Если художественный образ воспроизводит лишь существеннейшие, или типизированные, свойства вещей, он неизбежно предстает продуктом переработки, схематизации данных чувственного восприятия. В то же время типовая форма в китайской традиции – это не абстрактно-обобщенный образ вещи, но именно образ ее метаморфозы, внутреннего предела существования; он не может не быть необычным, экстравагантным, даже фантастическим. Поскольку потребность в выявлении типовых форм вещей была задана самой природой традиционного китайского миросозерцания, она проявилась почти одновременно с возникновением самой живописи. Уже в середине VI века император лянской династии Юань-ди, меценат и знаток искусства, написал небольшое эссе о «типах сосен и камней в пейзажах». Это сочинение открывается словами: «Созидательные превращения Неба и Земли творят на удивление изысканные формы силы…» Чуть ниже августейший автор подчеркивает, что в природе «ни деревья, ни камни, ни облака, ни воды не имеют одной установленной формы»[387]. Другими словами, образ вещи (или, по крайней мере, художественно значимый ее образ) для Юань-ди всегда являет собой именно превращение, в котором реализуется природа вещей. Мы уже знаем, что эта художественная метаморфоза носит характер двойного движения от предмета к пустоте и от пустоты к предмету.

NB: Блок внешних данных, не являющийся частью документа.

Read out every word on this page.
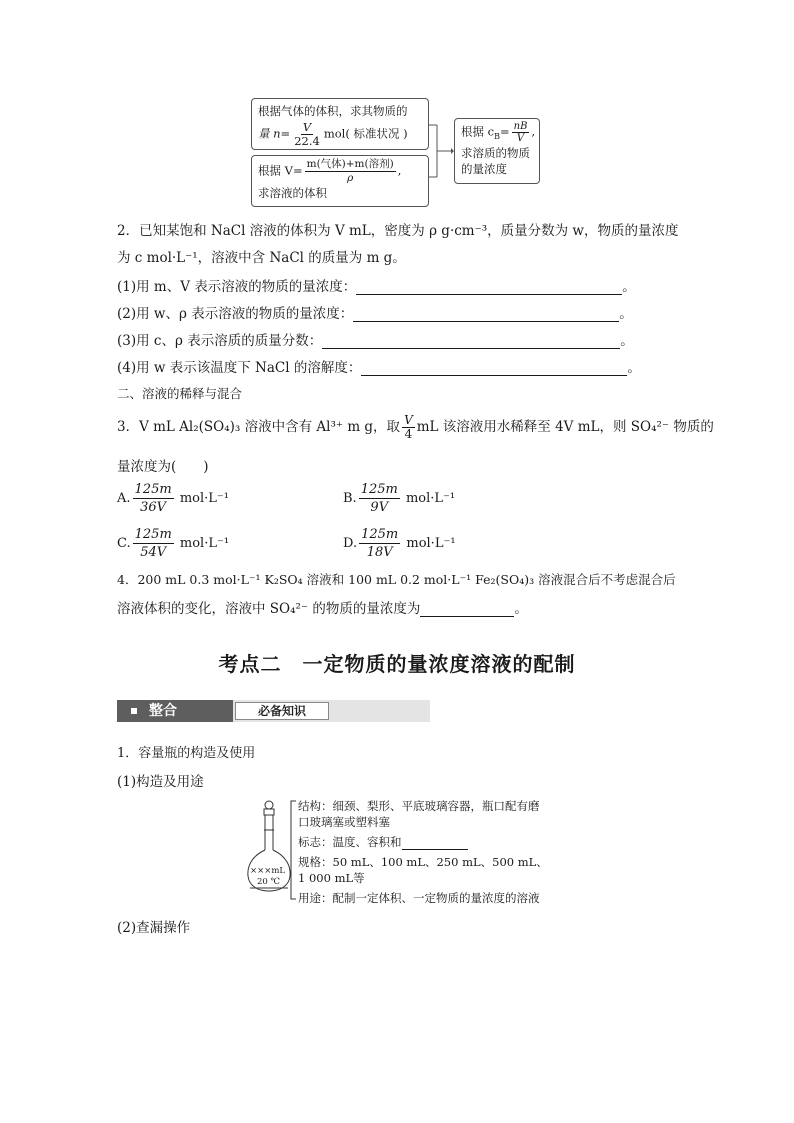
根据气体的体积，求其物质的
量 $n= \frac{V}{22.4} mol$( 标准状况 )
根据 $V= \frac{\text{m(气体)+m(溶剂)}}{\rho}$ ,
求溶液的体积
根据 $c_B= \frac{nB}{V}$ ,
求溶质的物质
的量浓度
2．已知某饱和 NaCl 溶液的体积为 V mL，密度为 ρ g·cm⁻³，质量分数为 w，物质的量浓度
为 c mol·L⁻¹，溶液中含 NaCl 的质量为 m g。
(1)用 m、V 表示溶液的物质的量浓度：	。
(2)用 w、ρ 表示溶液的物质的量浓度：	。
(3)用 c、ρ 表示溶质的质量分数：	。
(4)用 w 表示该温度下 NaCl 的溶解度：	。
二、溶液的稀释与混合
3．V mL Al₂(SO₄)₃ 溶液中含有 Al³⁺ m g，取 $\frac{V}{4}$ mL 该溶液用水稀释至 4V mL，则 SO₄²⁻ 物质的
量浓度为(　　)
A. $\frac{125m}{36V} mol\cdot L^{-1}$	B. $\frac{125m}{9V} mol\cdot L^{-1}$
C. $\frac{125m}{54V} mol\cdot L^{-1}$	D. $\frac{125m}{18V} mol\cdot L^{-1}$
4．200 mL 0.3 mol·L⁻¹ K₂SO₄ 溶液和 100 mL 0.2 mol·L⁻¹ Fe₂(SO₄)₃ 溶液混合后不考虑混合后
溶液体积的变化，溶液中 SO₄²⁻ 的物质的量浓度为	。
考点二　一定物质的量浓度溶液的配制
整合	必备知识
1．容量瓶的构造及使用
(1)构造及用途
×××mL
20 ℃
结构：细颈、梨形、平底玻璃容器，瓶口配有磨
口玻璃塞或塑料塞
标志：温度、容积和
规格：50 mL、100 mL、250 mL、500 mL、
1 000 mL等
用途：配制一定体积、一定物质的量浓度的溶液
(2)查漏操作
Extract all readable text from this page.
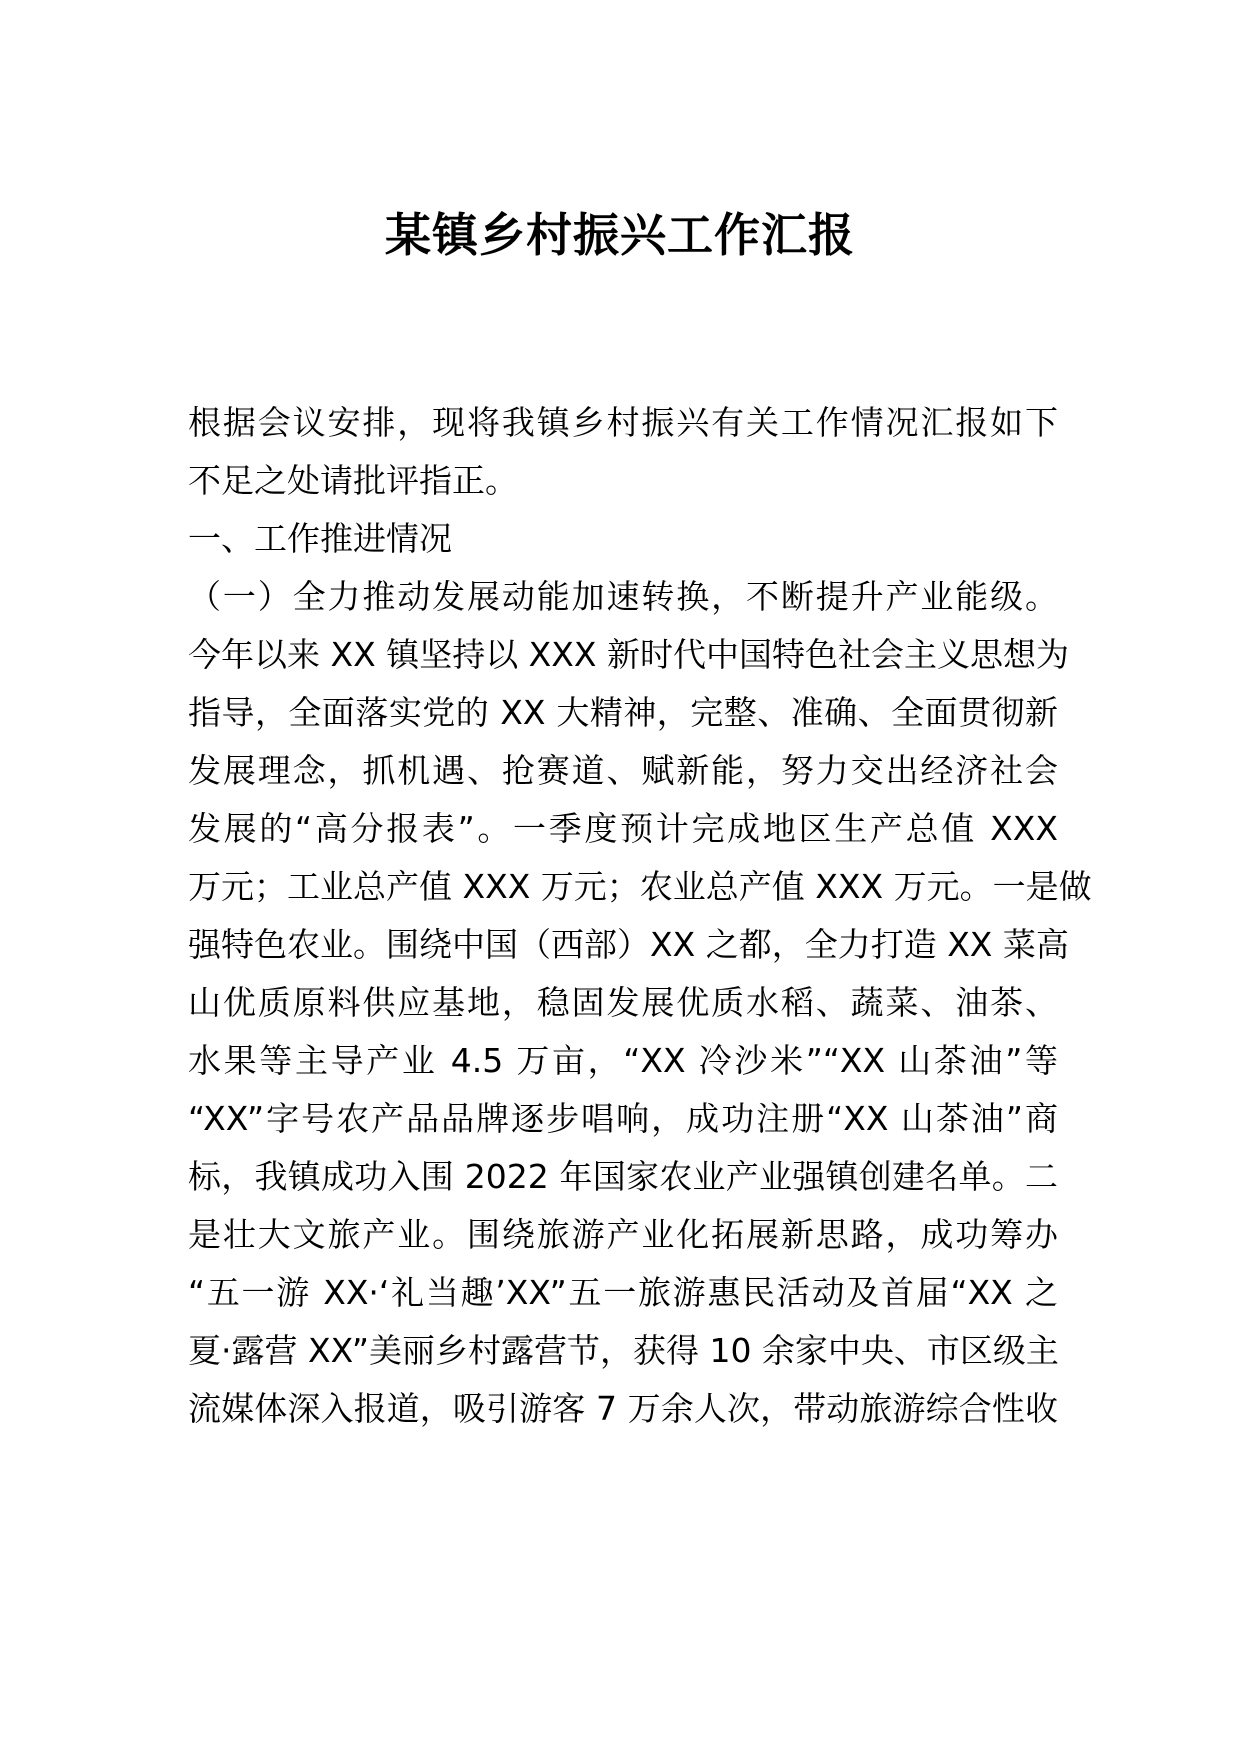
某镇乡村振兴工作汇报
根据会议安排，现将我镇乡村振兴有关工作情况汇报如下
不足之处请批评指正。
一、工作推进情况
（一）全力推动发展动能加速转换，不断提升产业能级。
今年以来 XX 镇坚持以 XXX 新时代中国特色社会主义思想为
指导，全面落实党的 XX 大精神，完整、准确、全面贯彻新
发展理念，抓机遇、抢赛道、赋新能，努力交出经济社会
发展的“高分报表”。一季度预计完成地区生产总值 XXX
万元；工业总产值 XXX 万元；农业总产值 XXX 万元。一是做
强特色农业。围绕中国（西部）XX 之都，全力打造 XX 菜高
山优质原料供应基地，稳固发展优质水稻、蔬菜、油茶、
水果等主导产业 4.5 万亩，“XX 冷沙米”“XX 山茶油”等
“XX”字号农产品品牌逐步唱响，成功注册“XX 山茶油”商
标，我镇成功入围 2022 年国家农业产业强镇创建名单。二
是壮大文旅产业。围绕旅游产业化拓展新思路，成功筹办
“五一游 XX·‘礼当趣’XX”五一旅游惠民活动及首届“XX 之
夏·露营 XX”美丽乡村露营节，获得 10 余家中央、市区级主
流媒体深入报道，吸引游客 7 万余人次，带动旅游综合性收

К эпохе Сун репертуар типовых форм в китайских картинах обретает законченный вид. К тому времени китайские живописцы различали более 30 конфигураций гор, около 20 состояний водной стихии, множество разновидностей деревьев, камней, облаков, домов и прочих элементов пейзажа[388]. Мы имеем дело с отмеченными в предыдущей главе сериями определенного качества или состояния бытия, переживаемого как событие. Мастера живописи сунской эпохи с полнейшей серьезностью перечисляют все эти типы явлений, принадлежащих одновременно миру природы и человеческому творчеству. Для них, восприемников несотворенной и неизбывной «возвышенной воли» древних, эти скрупулезные каталоги жизненного опыта – единственный доступный и достойный их призвания способ описать свое художественное мироощущение. Те же истоки имело извечное стремление китайских знатоков живописи установить «подобающие» для картин темы, коих по традиции насчитывалось около дюжины, начиная с портретов «выдающихся мужей» и кончая изображениями «цветов и птиц».

Коль скоро классическая живопись Китая требует тематизации опыта, она не может не быть прежде всего школой. Школой как обучением установленным типам, или качествам опыта; как методом и местом работы живописца; как кругом единомышленников и корпорацией, владеющей секретами ремесла; как путем совершенствования своего восприятия вещей и своего художества. Но превыше всего – как всецело внутренним, хотя и надличностным, пространством безмолвной сообщительности сердец, доступ в которое возможен лишь для «своих» и «посвященных». В силу всех этих причин сунские мастера не озабочены доказательствами убедительности своих работ. Они не сомневаются и не вопрошают, а восхищаются и утверждают: восхищаются опытом «подлинности» бытия и утверждают непреходящие качества жизни. Их живописные свитки – своеобразное зеркало, в котором человек опознает себя как мыслящее и общественное существо и находит свидетельства своего величия. Точнее, величия того внутреннего человека в себе, который способен вместить целый мир.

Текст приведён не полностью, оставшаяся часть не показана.